Y a-t-il une psychopathologie des banlieues?
Jean-Jacques Rassial et all, érès, 114 p. 1999
Y a-t-il une relation entre le mode de fonctionnement des banlieues et une certaine forme de psychopathologie ? Une brochette de psy… nous proposent ici des réponses tout à fait pertinentes à cette question quelque peu provocante.
Première hypothèse, la disparition de la place du père provoquerait l’émergence d’une horde fraternelle s’exprimant tant sous la forme du fondamentalisme que des gangs. Seule la triangulation permet, en effet, que se concrétisent les processus de sublimation (objet ayant le pouvoir de représentation libidinale) et d’idéalisation (figure parentale proposant un idéal du moi) indispensables à l’épanouissement du jeune adulte. En son absence, il se développe un mécanisme potentiellement pathogène.
Seconde hypothèse, le type d’habitat aux marges de la ville qui peut parfois être profondément stigmatisé provoquerait un dysfonctionnement paranoïaque. Les adolescents réagissant dans une violence narcissique au prétexte qu’ils se sont sentis non-respectés par le regard de l’autre. « Vivre pour eux, c’est exister dans le regard de l’autre, dans la reconnaissance par l’autre » (p.40)
Troisième hypothèse, les traumatismes cumulatifs qui viendraient désorganiser la symbolisation primaire : maternage inadapté, séparation précoce, réactivité aux humeurs de la mère déséquilibrant l’intégration des pulsions agressives … « Il arrive que ces adolescents aient été confrontés à des expériences, des vécus, des éprouvés qui ont laissé des traces essentielles sans qu’ils n’aient jamais pu les symboliser, sans qu’ils soient arrivés à leur donner une représentation (…) Cela leur est arrivé sans qu’ils puissent rien faire et les a laissé souffrants et sidérés » (p.45)

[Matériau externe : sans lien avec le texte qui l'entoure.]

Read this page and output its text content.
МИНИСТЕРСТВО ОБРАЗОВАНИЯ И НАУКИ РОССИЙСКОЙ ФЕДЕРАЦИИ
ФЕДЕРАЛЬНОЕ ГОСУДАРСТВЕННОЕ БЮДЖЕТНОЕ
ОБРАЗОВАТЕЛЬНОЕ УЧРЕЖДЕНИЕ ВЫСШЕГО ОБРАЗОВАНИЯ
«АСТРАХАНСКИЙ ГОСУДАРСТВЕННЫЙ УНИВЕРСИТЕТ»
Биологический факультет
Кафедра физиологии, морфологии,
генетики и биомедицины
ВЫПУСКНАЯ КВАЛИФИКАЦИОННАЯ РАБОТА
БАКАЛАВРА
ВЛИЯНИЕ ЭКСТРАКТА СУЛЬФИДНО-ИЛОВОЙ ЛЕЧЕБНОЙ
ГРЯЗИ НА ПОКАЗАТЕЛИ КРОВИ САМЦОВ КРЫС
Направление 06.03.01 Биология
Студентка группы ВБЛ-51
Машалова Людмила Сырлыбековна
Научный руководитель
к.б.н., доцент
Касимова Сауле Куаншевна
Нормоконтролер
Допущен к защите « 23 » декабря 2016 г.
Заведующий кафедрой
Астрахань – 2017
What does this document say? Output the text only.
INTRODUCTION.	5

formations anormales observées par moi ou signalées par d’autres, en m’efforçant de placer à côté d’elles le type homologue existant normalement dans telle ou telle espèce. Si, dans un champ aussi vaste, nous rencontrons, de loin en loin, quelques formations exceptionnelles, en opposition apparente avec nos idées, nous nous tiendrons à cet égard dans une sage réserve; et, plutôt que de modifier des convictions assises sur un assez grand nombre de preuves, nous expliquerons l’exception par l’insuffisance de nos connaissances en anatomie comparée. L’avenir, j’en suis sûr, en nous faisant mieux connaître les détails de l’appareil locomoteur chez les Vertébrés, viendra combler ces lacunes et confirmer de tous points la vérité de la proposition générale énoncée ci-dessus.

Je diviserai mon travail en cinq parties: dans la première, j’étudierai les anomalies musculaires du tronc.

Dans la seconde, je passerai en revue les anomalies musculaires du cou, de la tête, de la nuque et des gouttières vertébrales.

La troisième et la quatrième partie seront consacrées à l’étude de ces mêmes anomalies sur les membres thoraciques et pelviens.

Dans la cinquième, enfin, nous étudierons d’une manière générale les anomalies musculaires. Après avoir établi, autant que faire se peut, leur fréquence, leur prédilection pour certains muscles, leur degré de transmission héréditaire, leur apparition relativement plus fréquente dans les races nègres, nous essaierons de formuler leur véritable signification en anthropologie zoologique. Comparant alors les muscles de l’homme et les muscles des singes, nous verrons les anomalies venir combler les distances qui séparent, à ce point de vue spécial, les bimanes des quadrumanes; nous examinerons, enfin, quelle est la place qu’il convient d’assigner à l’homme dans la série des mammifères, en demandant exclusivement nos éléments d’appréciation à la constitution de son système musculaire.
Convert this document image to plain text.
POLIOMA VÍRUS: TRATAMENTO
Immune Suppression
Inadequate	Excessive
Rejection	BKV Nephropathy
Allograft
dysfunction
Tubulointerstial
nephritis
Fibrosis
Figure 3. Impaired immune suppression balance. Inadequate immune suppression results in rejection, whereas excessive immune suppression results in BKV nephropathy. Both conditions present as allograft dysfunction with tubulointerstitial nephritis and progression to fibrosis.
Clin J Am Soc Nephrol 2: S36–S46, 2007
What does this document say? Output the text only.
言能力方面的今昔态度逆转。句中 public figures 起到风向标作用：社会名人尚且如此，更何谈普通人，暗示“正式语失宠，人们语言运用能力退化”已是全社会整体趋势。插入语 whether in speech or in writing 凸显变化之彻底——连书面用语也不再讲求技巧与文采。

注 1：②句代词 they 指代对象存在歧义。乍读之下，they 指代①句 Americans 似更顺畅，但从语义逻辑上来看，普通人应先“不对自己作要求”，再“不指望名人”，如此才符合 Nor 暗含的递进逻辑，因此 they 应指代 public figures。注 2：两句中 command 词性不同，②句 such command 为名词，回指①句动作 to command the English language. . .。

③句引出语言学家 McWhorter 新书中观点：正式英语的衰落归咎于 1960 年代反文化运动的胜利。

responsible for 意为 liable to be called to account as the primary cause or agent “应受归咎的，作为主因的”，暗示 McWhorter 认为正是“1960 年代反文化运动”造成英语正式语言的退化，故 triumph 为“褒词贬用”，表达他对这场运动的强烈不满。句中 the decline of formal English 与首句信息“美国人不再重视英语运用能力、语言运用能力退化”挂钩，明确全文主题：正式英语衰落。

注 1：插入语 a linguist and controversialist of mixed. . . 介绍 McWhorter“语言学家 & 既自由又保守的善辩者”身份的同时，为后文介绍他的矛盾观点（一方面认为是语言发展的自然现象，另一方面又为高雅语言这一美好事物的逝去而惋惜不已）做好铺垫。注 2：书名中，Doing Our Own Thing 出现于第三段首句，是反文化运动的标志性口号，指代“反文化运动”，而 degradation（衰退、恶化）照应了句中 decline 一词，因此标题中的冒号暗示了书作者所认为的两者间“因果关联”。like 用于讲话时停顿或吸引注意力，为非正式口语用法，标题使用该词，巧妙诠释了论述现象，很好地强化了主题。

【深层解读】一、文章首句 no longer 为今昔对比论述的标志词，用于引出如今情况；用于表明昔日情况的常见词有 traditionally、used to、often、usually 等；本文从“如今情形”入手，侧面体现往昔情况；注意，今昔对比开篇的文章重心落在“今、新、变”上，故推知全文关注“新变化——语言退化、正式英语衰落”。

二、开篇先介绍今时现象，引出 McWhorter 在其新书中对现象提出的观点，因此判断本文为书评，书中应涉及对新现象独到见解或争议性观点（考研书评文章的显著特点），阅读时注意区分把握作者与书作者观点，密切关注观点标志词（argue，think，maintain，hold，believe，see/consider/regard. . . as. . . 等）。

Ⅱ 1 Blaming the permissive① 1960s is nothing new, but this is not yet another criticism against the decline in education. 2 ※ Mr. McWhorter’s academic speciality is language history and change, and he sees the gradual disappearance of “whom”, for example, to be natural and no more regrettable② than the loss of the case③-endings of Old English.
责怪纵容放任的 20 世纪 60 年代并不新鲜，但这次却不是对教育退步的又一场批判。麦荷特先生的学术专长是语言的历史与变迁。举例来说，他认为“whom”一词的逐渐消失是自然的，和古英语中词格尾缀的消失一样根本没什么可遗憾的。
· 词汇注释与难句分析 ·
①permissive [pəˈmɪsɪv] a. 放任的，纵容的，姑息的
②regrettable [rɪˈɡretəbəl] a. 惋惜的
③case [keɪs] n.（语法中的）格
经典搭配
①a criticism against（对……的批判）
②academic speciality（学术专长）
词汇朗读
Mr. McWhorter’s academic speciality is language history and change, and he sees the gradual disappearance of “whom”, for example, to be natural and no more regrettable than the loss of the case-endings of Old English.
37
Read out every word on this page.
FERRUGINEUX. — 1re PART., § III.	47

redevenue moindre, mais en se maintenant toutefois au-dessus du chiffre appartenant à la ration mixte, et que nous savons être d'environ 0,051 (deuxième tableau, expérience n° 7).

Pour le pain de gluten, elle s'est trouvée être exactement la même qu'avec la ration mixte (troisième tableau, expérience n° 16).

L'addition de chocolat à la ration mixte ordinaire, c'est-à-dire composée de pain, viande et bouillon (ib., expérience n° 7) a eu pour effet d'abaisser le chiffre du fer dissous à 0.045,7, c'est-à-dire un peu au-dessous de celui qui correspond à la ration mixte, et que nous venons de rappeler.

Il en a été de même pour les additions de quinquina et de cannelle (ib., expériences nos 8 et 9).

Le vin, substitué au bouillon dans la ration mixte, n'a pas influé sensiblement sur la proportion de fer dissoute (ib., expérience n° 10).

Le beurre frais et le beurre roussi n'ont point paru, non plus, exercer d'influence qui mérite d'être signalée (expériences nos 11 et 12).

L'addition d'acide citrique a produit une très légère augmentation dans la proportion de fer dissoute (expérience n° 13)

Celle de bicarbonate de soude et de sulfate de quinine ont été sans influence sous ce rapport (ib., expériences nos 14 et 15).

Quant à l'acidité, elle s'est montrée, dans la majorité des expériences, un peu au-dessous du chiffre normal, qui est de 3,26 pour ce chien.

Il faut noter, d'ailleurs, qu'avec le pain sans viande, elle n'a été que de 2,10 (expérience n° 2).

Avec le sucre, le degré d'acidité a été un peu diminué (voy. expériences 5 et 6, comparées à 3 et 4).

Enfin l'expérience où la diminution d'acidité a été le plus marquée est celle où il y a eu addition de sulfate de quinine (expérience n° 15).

Autre proposition, celle qui explique la mobilisation des défenses « utilisées à contourner les violences, à combler les ‘’absences’’ de repères sociaux et culturels, à lutter contre les risques de disqualification et d’atteinte de l’identité sociale » (p.65) toute l’énergie ainsi dépensée n’étant pas mise au service de la construction d’un projet de vie personnel.
Le jeune n’est pas en capacité d’élaborer tout seul face à ces différentes situations. Son moi est trop faible, trop peu développé. Sa seule issue pour se mettre à l’abri, c’est le clivage qui lui permet de se retirer de l’expérience traumatisante subie. Tous ses efforts sont alors concentrés vers l’élimination des ressentis qui le désorganisent en permanence. Quand la thérapie peut intervenir, c’est dans une action de réappropriation de leur histoire passée et de symbolisation de leur vécu.